The benchmark results shift the competitive math. Midjourney, Stability AI, and Google now face a model with leading quality scores distributed across ChatGPT’s 200-million-plus user base. For most of 2026, OpenAI and Google had been trading the top leaderboard position within tight margins. A 242-point gap is a different kind of lead.
The model’s safety architecture (content filtering, C2PA metadata, and what OpenAI described as “ongoing monitoring”) also sets expectations for provenance standards. As regulatory scrutiny of synthetic media intensifies globally, embedding authenticity metadata at the generation stage may become the baseline, not a differentiator.
ChatGPT Images 2.0 is OpenAI's latest image generation model, released April 21, 2026. It is the first image model built on OpenAI's O-series reasoning architecture, which plans compositions and searches the web for context before generating images. It renders text at 99% accuracy across all languages and took the #1 spot on the Image Arena leaderboard within 12 hours of launch with a record 242-point lead.

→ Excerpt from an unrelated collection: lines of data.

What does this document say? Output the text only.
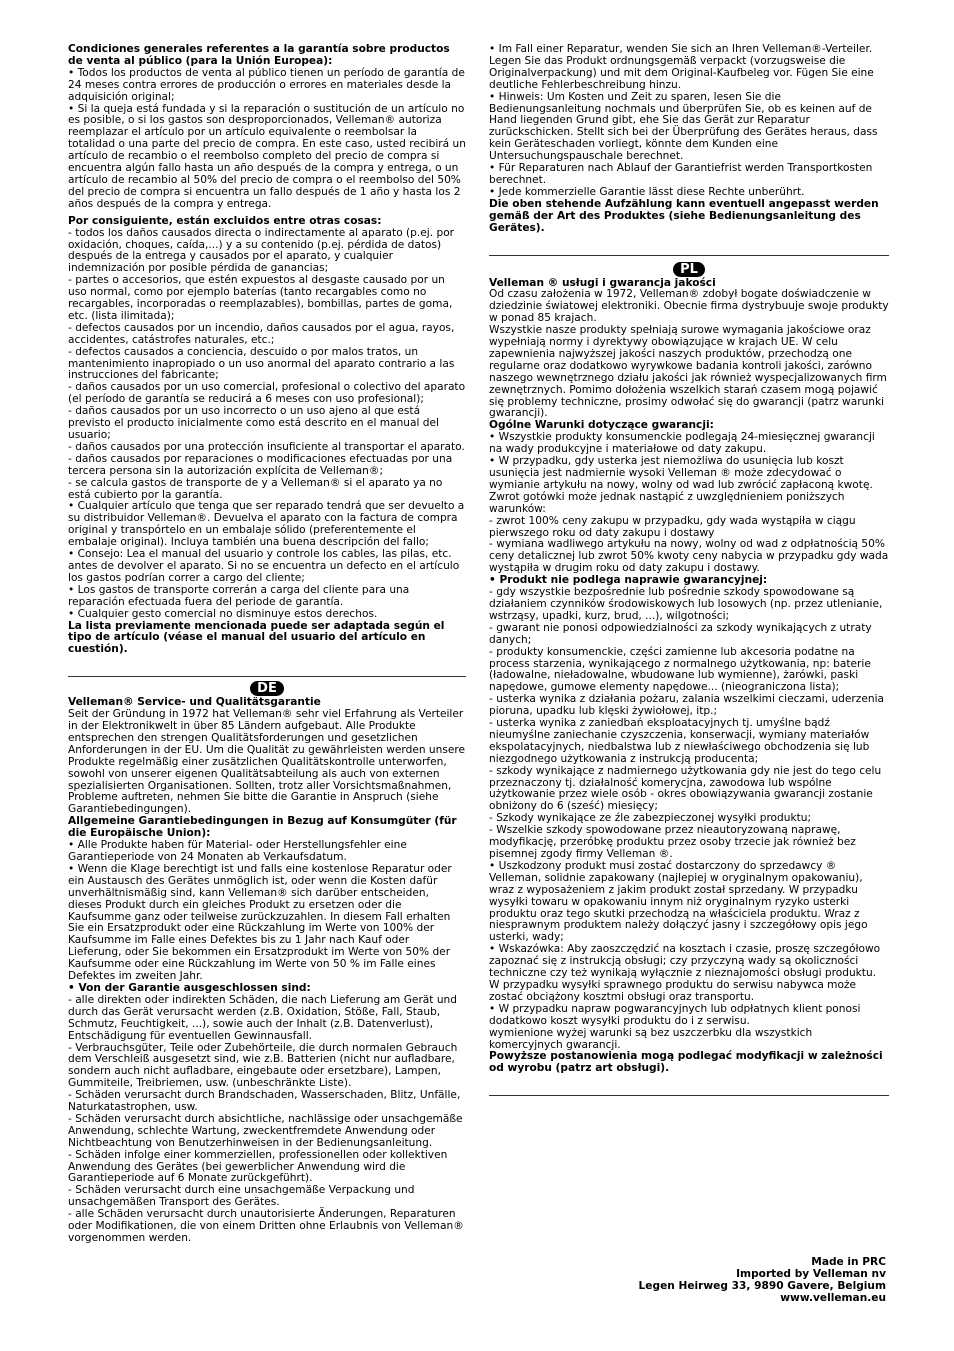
Condiciones generales referentes a la garantía sobre productos de venta al público (para la Unión Europea):

• Todos los productos de venta al público tienen un período de garantía de 24 meses contra errores de producción o errores en materiales desde la adquisición original;

• Si la queja está fundada y si la reparación o sustitución de un artículo no es posible, o si los gastos son desproporcionados, Velleman® autoriza reemplazar el artículo por un artículo equivalente o reembolsar la totalidad o una parte del precio de compra. En este caso, usted recibirá un artículo de recambio o el reembolso completo del precio de compra si encuentra algún fallo hasta un año después de la compra y entrega, o un artículo de recambio al 50% del precio de compra o el reembolso del 50% del precio de compra si encuentra un fallo después de 1 año y hasta los 2 años después de la compra y entrega.

Por consiguiente, están excluidos entre otras cosas:

- todos los daños causados directa o indirectamente al aparato (p.ej. por oxidación, choques, caída,...) y a su contenido (p.ej. pérdida de datos) después de la entrega y causados por el aparato, y cualquier indemnización por posible pérdida de ganancias;

- partes o accesorios, que estén expuestos al desgaste causado por un uso normal, como por ejemplo baterías (tanto recargables como no recargables, incorporadas o reemplazables), bombillas, partes de goma, etc. (lista ilimitada);

- defectos causados por un incendio, daños causados por el agua, rayos, accidentes, catástrofes naturales, etc.;

- defectos causados a conciencia, descuido o por malos tratos, un mantenimiento inapropiado o un uso anormal del aparato contrario a las instrucciones del fabricante;

- daños causados por un uso comercial, profesional o colectivo del aparato (el período de garantía se reducirá a 6 meses con uso profesional);

- daños causados por un uso incorrecto o un uso ajeno al que está previsto el producto inicialmente como está descrito en el manual del usuario;

- daños causados por una protección insuficiente al transportar el aparato.

- daños causados por reparaciones o modificaciones efectuadas por una tercera persona sin la autorización explícita de Velleman®;

- se calcula gastos de transporte de y a Velleman® si el aparato ya no está cubierto por la garantía.

• Cualquier artículo que tenga que ser reparado tendrá que ser devuelto a su distribuidor Velleman®. Devuelva el aparato con la factura de compra original y transpórtelo en un embalaje sólido (preferentemente el embalaje original). Incluya también una buena descripción del fallo;

• Consejo: Lea el manual del usuario y controle los cables, las pilas, etc. antes de devolver el aparato. Si no se encuentra un defecto en el artículo los gastos podrían correr a cargo del cliente;

• Los gastos de transporte correrán a carga del cliente para una reparación efectuada fuera del periode de garantía.

• Cualquier gesto comercial no disminuye estos derechos.

La lista previamente mencionada puede ser adaptada según el tipo de artículo (véase el manual del usuario del artículo en cuestión).

DE

Velleman® Service- und Qualitätsgarantie

Seit der Gründung in 1972 hat Velleman® sehr viel Erfahrung als Verteiler in der Elektronikwelt in über 85 Ländern aufgebaut. Alle Produkte entsprechen den strengen Qualitätsforderungen und gesetzlichen Anforderungen in der EU. Um die Qualität zu gewährleisten werden unsere Produkte regelmäßig einer zusätzlichen Qualitätskontrolle unterworfen, sowohl von unserer eigenen Qualitätsabteilung als auch von externen spezialisierten Organisationen. Sollten, trotz aller Vorsichtsmaßnahmen, Probleme auftreten, nehmen Sie bitte die Garantie in Anspruch (siehe Garantiebedingungen).

Allgemeine Garantiebedingungen in Bezug auf Konsumgüter (für die Europäische Union):

• Alle Produkte haben für Material- oder Herstellungsfehler eine Garantieperiode von 24 Monaten ab Verkaufsdatum.

• Wenn die Klage berechtigt ist und falls eine kostenlose Reparatur oder ein Austausch des Gerätes unmöglich ist, oder wenn die Kosten dafür unverhältnismäßig sind, kann Velleman® sich darüber entscheiden, dieses Produkt durch ein gleiches Produkt zu ersetzen oder die Kaufsumme ganz oder teilweise zurückzuzahlen. In diesem Fall erhalten Sie ein Ersatzprodukt oder eine Rückzahlung im Werte von 100% der Kaufsumme im Falle eines Defektes bis zu 1 Jahr nach Kauf oder Lieferung, oder Sie bekommen ein Ersatzprodukt im Werte von 50% der Kaufsumme oder eine Rückzahlung im Werte von 50 % im Falle eines Defektes im zweiten Jahr.

• Von der Garantie ausgeschlossen sind:

- alle direkten oder indirekten Schäden, die nach Lieferung am Gerät und durch das Gerät verursacht werden (z.B. Oxidation, Stöße, Fall, Staub, Schmutz, Feuchtigkeit, ...), sowie auch der Inhalt (z.B. Datenverlust), Entschädigung für eventuellen Gewinnausfall.

- Verbrauchsgüter, Teile oder Zubehörteile, die durch normalen Gebrauch dem Verschleiß ausgesetzt sind, wie z.B. Batterien (nicht nur aufladbare, sondern auch nicht aufladbare, eingebaute oder ersetzbare), Lampen, Gummiteile, Treibriemen, usw. (unbeschränkte Liste).

- Schäden verursacht durch Brandschaden, Wasserschaden, Blitz, Unfälle, Naturkatastrophen, usw.

- Schäden verursacht durch absichtliche, nachlässige oder unsachgemäße Anwendung, schlechte Wartung, zweckentfremdete Anwendung oder Nichtbeachtung von Benutzerhinweisen in der Bedienungsanleitung.

- Schäden infolge einer kommerziellen, professionellen oder kollektiven Anwendung des Gerätes (bei gewerblicher Anwendung wird die Garantieperiode auf 6 Monate zurückgeführt).

- Schäden verursacht durch eine unsachgemäße Verpackung und unsachgemäßen Transport des Gerätes.

- alle Schäden verursacht durch unautorisierte Änderungen, Reparaturen oder Modifikationen, die von einem Dritten ohne Erlaubnis von Velleman® vorgenommen werden.

• Im Fall einer Reparatur, wenden Sie sich an Ihren Velleman®-Verteiler. Legen Sie das Produkt ordnungsgemäß verpackt (vorzugsweise die Originalverpackung) und mit dem Original-Kaufbeleg vor. Fügen Sie eine deutliche Fehlerbeschreibung hinzu.

• Hinweis: Um Kosten und Zeit zu sparen, lesen Sie die Bedienungsanleitung nochmals und überprüfen Sie, ob es keinen auf de Hand liegenden Grund gibt, ehe Sie das Gerät zur Reparatur zurückschicken. Stellt sich bei der Überprüfung des Gerätes heraus, dass kein Geräteschaden vorliegt, könnte dem Kunden eine Untersuchungspauschale berechnet.

• Für Reparaturen nach Ablauf der Garantiefrist werden Transportkosten berechnet.

• Jede kommerzielle Garantie lässt diese Rechte unberührt.

Die oben stehende Aufzählung kann eventuell angepasst werden gemäß der Art des Produktes (siehe Bedienungsanleitung des Gerätes).

PL

Velleman ® usługi i gwarancja jakości

Od czasu założenia w 1972, Velleman® zdobył bogate doświadczenie w dziedzinie światowej elektroniki. Obecnie firma dystrybuuje swoje produkty w ponad 85 krajach.
Wszystkie nasze produkty spełniają surowe wymagania jakościowe oraz wypełniają normy i dyrektywy obowiązujące w krajach UE. W celu zapewnienia najwyższej jakości naszych produktów, przechodzą one regularne oraz dodatkowo wyrywkowe badania kontroli jakości, zarówno naszego wewnętrznego działu jakości jak również wyspecjalizowanych firm zewnętrznych. Pomimo dołożenia wszelkich starań czasem mogą pojawić się problemy techniczne, prosimy odwołać się do gwarancji (patrz warunki gwarancji).

Ogólne Warunki dotyczące gwarancji:

• Wszystkie produkty konsumenckie podlegają 24-miesięcznej gwarancji na wady produkcyjne i materiałowe od daty zakupu.

• W przypadku, gdy usterka jest niemożliwa do usunięcia lub koszt usunięcia jest nadmiernie wysoki Velleman ® może zdecydować o wymianie artykułu na nowy, wolny od wad lub zwrócić zapłaconą kwotę. Zwrot gotówki może jednak nastąpić z uwzględnieniem poniższych warunków:

- zwrot 100% ceny zakupu w przypadku, gdy wada wystąpiła w ciągu pierwszego roku od daty zakupu i dostawy

- wymiana wadliwego artykułu na nowy, wolny od wad z odpłatnością 50% ceny detalicznej lub zwrot 50% kwoty ceny nabycia w przypadku gdy wada wystąpiła w drugim roku od daty zakupu i dostawy.

• Produkt nie podlega naprawie gwarancyjnej:

- gdy wszystkie bezpośrednie lub pośrednie szkody spowodowane są działaniem czynników środowiskowych lub losowych (np. przez utlenianie, wstrząsy, upadki, kurz, brud, ...), wilgotności;

- gwarant nie ponosi odpowiedzialności za szkody wynikających z utraty danych;

- produkty konsumenckie, części zamienne lub akcesoria podatne na process starzenia, wynikającego z normalnego użytkowania, np: baterie (ładowalne, nieładowalne, wbudowane lub wymienne), żarówki, paski napędowe, gumowe elementy napędowe... (nieograniczona lista);

- usterka wynika z działania pożaru, zalania wszelkimi cieczami, uderzenia pioruna, upadku lub klęski żywiołowej, itp.;

- usterka wynika z zaniedbań eksploatacyjnych tj. umyślne bądź nieumyślne zaniechanie czyszczenia, konserwacji, wymiany materiałów ekspolatacyjnych, niedbalstwa lub z niewłaściwego obchodzenia się lub niezgodnego użytkowania z instrukcją producenta;

- szkody wynikające z nadmiernego użytkowania gdy nie jest do tego celu przeznaczony tj. działalność komerycjna, zawodowa lub wspólne użytkowanie przez wiele osób - okres obowiązywania gwarancji zostanie obniżony do 6 (sześć) miesięcy;

- Szkody wynikające ze źle zabezpieczonej wysyłki produktu;

- Wszelkie szkody spowodowane przez nieautoryzowaną naprawę, modyfikację, przeróbkę produktu przez osoby trzecie jak również bez pisemnej zgody firmy Velleman ®.

• Uszkodzony produkt musi zostać dostarczony do sprzedawcy ® Velleman, solidnie zapakowany (najlepiej w oryginalnym opakowaniu), wraz z wyposażeniem z jakim produkt został sprzedany. W przypadku wysyłki towaru w opakowaniu innym niż oryginalnym ryzyko usterki produktu oraz tego skutki przechodzą na właściciela produktu. Wraz z niesprawnym produktem należy dołączyć jasny i szczegółowy opis jego usterki, wady;

• Wskazówka: Aby zaoszczędzić na kosztach i czasie, proszę szczegółowo zapoznać się z instrukcją obsługi; czy przyczyną wady są okoliczności techniczne czy też wynikają wyłącznie z nieznajomości obsługi produktu. W przypadku wysyłki sprawnego produktu do serwisu nabywca może zostać obciążony kosztmi obsługi oraz transportu.

• W przypadku napraw pogwarancyjnych lub odpłatnych klient ponosi dodatkowo koszt wysyłki produktu do i z serwisu.
wymienione wyżej warunki są bez uszczerbku dla wszystkich komercyjnych gwarancji.

Powyższe postanowienia mogą podlegać modyfikacji w zależności od wyrobu (patrz art obsługi).

Made in PRC
Imported by Velleman nv
Legen Heirweg 33, 9890 Gavere, Belgium
www.velleman.eu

Core quality improvements are available to all ChatGPT users, including free accounts, through Instant mode. Advanced features like reasoning, web search, multi-image generation (up to 8 images per prompt), and output verification require a ChatGPT Plus subscription ($20/month) or Pro subscription ($200/month). Business and Enterprise plans also include full capabilities.
DALL-E 2 and DALL-E 3 will both be retired on May 12, 2026. GPT-Image-1.5 (released December 2025) remains available through the API for legacy integrations. ChatGPT Images 2.0 replaces DALL-E as OpenAI's primary image generation system going forward.
ChatGPT Images 2.0 topped the Image Arena leaderboard with a 242-point lead, the largest margin ever recorded. Unlike Midjourney, which operates through Discord and a web interface without a public API, Images 2.0 is integrated into ChatGPT and Codex. Midjourney offers stronger community features and style presets, while Images 2.0 has advantages in text rendering, reasoning-driven composition, and ecosystem integration.
The API model identifier is gpt-image-2 with token-based pricing: $8 per million tokens for image input, $2 for cached input, and $30 per million tokens for image output. Per-image costs typically range from $0.04 to $0.35 depending on prompt complexity and resolution (up to 2K). The API is expected to open to developers in early May 2026.
OpenAI claims 99% text rendering accuracy across any language and script, including Japanese, Korean, Chinese, Hindi, and Bengali. This is a major improvement over DALL-E 3 and other AI image generators, which frequently distorted letterforms and produced gibberish. If this figure holds in independent testing, Images 2.0 becomes viable for production graphic design and marketing assets.